The RD-Connect GPAP is an online platform that facilitates genome-phenome data analysis for RD diagnosis and gene discovery. Since datasets are submitted by many clinical researchers and are generated in different clinical centres and genomic facilities, the data are quite diverse at the source. To harmonise the information across all patients and relatives, the GPAP enables submission of pseudonymised phenotypic and clinical data using ontologies and standards such as the Human Phenotype Ontology (HPO) [14], the Orphanet Rare Disease Ontology (ORDO) [1], and the Online Mendelian Inheritance in Man database (OMIM) [2]. All the genomic data is processed through the same standardised pipeline [15] before being annotated and stored in an Elasticsearch database, which provides low-latency queries to enable fast access and ensure scalability.

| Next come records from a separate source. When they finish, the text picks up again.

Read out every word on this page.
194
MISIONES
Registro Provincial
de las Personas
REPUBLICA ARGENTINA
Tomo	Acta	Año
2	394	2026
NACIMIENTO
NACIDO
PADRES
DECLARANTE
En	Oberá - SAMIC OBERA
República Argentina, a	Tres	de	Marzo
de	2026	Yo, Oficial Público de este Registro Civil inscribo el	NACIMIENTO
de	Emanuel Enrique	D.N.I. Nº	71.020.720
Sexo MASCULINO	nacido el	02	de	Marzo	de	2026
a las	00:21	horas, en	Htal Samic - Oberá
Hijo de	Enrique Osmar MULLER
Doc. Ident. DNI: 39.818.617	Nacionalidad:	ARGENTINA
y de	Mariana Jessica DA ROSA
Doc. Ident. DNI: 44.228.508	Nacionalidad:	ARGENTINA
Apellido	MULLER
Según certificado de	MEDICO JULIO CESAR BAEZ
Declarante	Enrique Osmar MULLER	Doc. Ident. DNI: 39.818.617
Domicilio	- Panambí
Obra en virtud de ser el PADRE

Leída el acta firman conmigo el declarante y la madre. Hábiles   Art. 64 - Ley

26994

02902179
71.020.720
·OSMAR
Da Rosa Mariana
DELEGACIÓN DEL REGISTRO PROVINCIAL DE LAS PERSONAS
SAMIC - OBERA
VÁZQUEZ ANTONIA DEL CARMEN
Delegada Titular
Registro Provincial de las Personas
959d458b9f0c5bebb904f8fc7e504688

Herein we describe a novel method that enables an automated, flexible, fast and iterative re-evaluation of thousands of genomic datasets using a programmatic access to the RD-Connect GPAP and we illustrate the utility of this procedure by reanalysing 4411 exome/genome negative index cases from the Solve-RD project. This approach has enabled the diagnosis of the first 120 cases within Solve-RD.

Patient and methods

Subjects

This study includes phenotypic and genomic data from 4703 affected individuals (4411 families) and 3690 unaffected relatives submitted to the RD-Connect GPAP as part of the Solve-RD project (http://solve-rd.eu/) [13] by four European Reference networks (the European Reference Networks for Rare Neurological Diseases (ERN-RND), Neuromuscular Diseases (ERN Euro NMD), Intellectual Disability and Congenital Malformations (ERN ITHACA) and Genetic Tumor Risk Syndromes (ERN GENTURIS), https://ec.europa.eu/health/ern_en), as well as two Undiagnosed Disease Programs (UDP Italy and UDP Spain). Clinical information was collated in a standard format using the HPO [14] for symptoms and the ORDO [1] for Clinical disorders. Each patient entry was associated with its corresponding submitting group and linked to its corresponding ERN or UDP. The responsibility of checking the data is suitable for submission to the RD-Connect GPAP and Solve-RD lies within the data submitter as required by their Code of Conduct and Data Sharing Policy, respectively. In some cases, individuals had to be re-consented prior to data submission. This study adheres to the principles set out in the Declaration of Helsinki.

Genomic data processing

4551 exome and 201 genome sequencing data (FastQ or BAM) derived from the 4703 affected individuals included in the Solve-RD freeze 1 dataset, were processed using the RD-Connect GPAP standardised analysis pipeline based upon GATK3.6 best practices and using the GRCh37 human reference, as described in ref. [15]. The resulting variants, including single nucleotide variants (SNVs), short insertions and deletions (InDels) and mtDNA variants (when captured) were annotated using VEP [16]. In addition, GnomAD [17], and ClinVar [18] were annotated with the latest versions available as for January 2020. Each dataset was associated with its corresponding phenotypic data and tagged with the name of the submitting ERN or UDP. Data are available to authorised users for analysis through the RD-Connect GPAP user interface (https://platform.rd-connect.eu/).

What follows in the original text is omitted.